Les chercheurs montrent que cette méthode peut être employée pour analyser le niveau de dégradation – ou de « gélatinisation » – des parchemins.
Préserver l’histoire
« Au départ, l’idée était simplement de voir si nous pouvions observer le collagène dégradé dans les parchemins. », explique Gaël Latour. « Mais nous allons aujourd’hui plus loin, en cherchant à quantifier le degré de dégradation. Cela pourrait nous aider à garder un œil sur les documents dont il faut s’occuper plus efficacement, ou contribuer aux efforts de restauration. »
Une autre étude a donc récemment été publiée2, dans laquelle les chercheurs montrent que cette méthode peut être employée pour analyser le niveau de gélatinisation des parchemins. La technique a d’abord été testée et validée sur des parchemins modernes, puis employée pour analyser des parchemins historiques du 13e siècle du fonds prestigieux de la médiathèque de Chartres.
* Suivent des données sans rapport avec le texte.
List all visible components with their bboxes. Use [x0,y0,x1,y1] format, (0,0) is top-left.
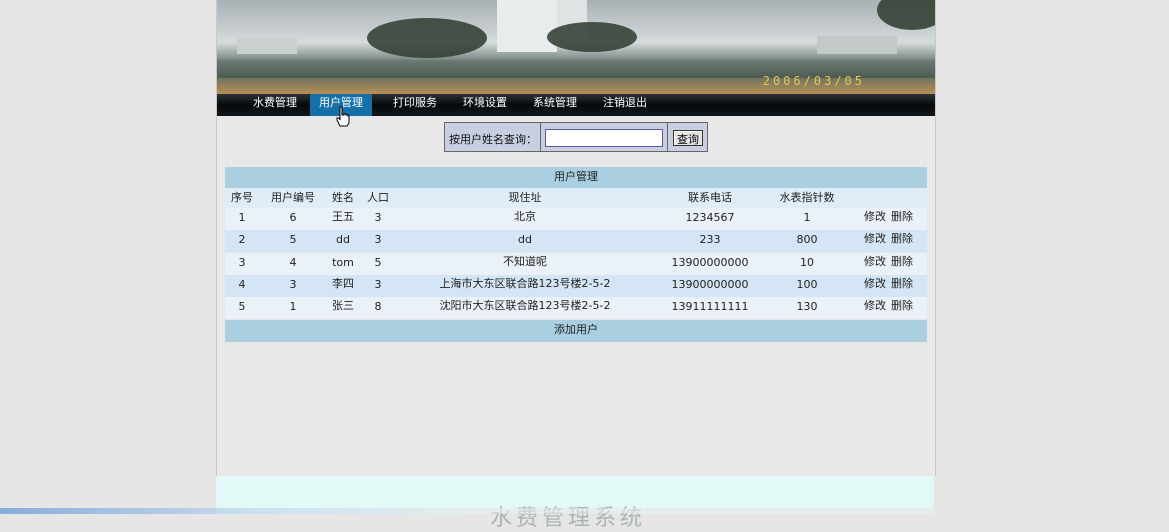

Plus de 200 de ces documents avaient été exposés à la chaleur d’un incendie lors d’un bombardement au cours de la Seconde Guerre mondiale, ce qui avait entraîné des dommages importants et une gélatinisation. Gaël Latour et ses collègues ont utilisé ces feuillets inestimables pour prouver qu’il est possible de quantifier le degré de dégradation à l’aide de la microscopie multiphotonique, tout en ne leur causant aucun dommage supplémentaire.
« Maintenant, nous cherchons également à comprendre comment la dégradation se produit », ajoute Gaël Latour. « Nous sommes partis de parchemins modernes que nous avons artificiellement dégradés en les exposant à une chaleur sèche et des températures supérieures à 100°C pour simuler leur vieillissement. Nous les avons ensuite analysés par microscopie pour quantifier leur dégradation ».
« Normalement, la gélatine se forme en exposant des tissus animaux collagéniques à des températures élevées – c’est ainsi que l’on fabrique la gélatine utilisée dans les bonbons, par exemple. Mais nous savons que les parchemins n’ont pas tous été exposés à une telle chaleur. Dans la majorité des cas, la dégradation du collagène est donc probablement le résultat d’une acidification due à l’activité bactérienne sur les documents, qui peut produire un fluide acide si le parchemin est stocké en milieu humide », ajoute Marie-Claire Schanne-Klein. L’équipe s’apprête à étudier plus en détail ce phénomène et à mettre à l’épreuve cette hypothèse.
Les chercheurs ne comptent cependant pas s’arrêter aux parchemins. Les musées fourmillent en effet d’objets historiques et de matériaux contenant de la peau et du collagène – notamment le cuir brut, le cuir utilisé pour les vêtements, ou les spécimens d’histoire naturelle. Et il existe également d’autres biomolécules présentant des harmoniques (notamment la cellulose que l’on trouve dans les plantes), de sorte qu’il est possible d’analyser les tissus anciens, les instruments de musique en bois et de nombreux autres objets – chacun ayant sa propre histoire à raconter.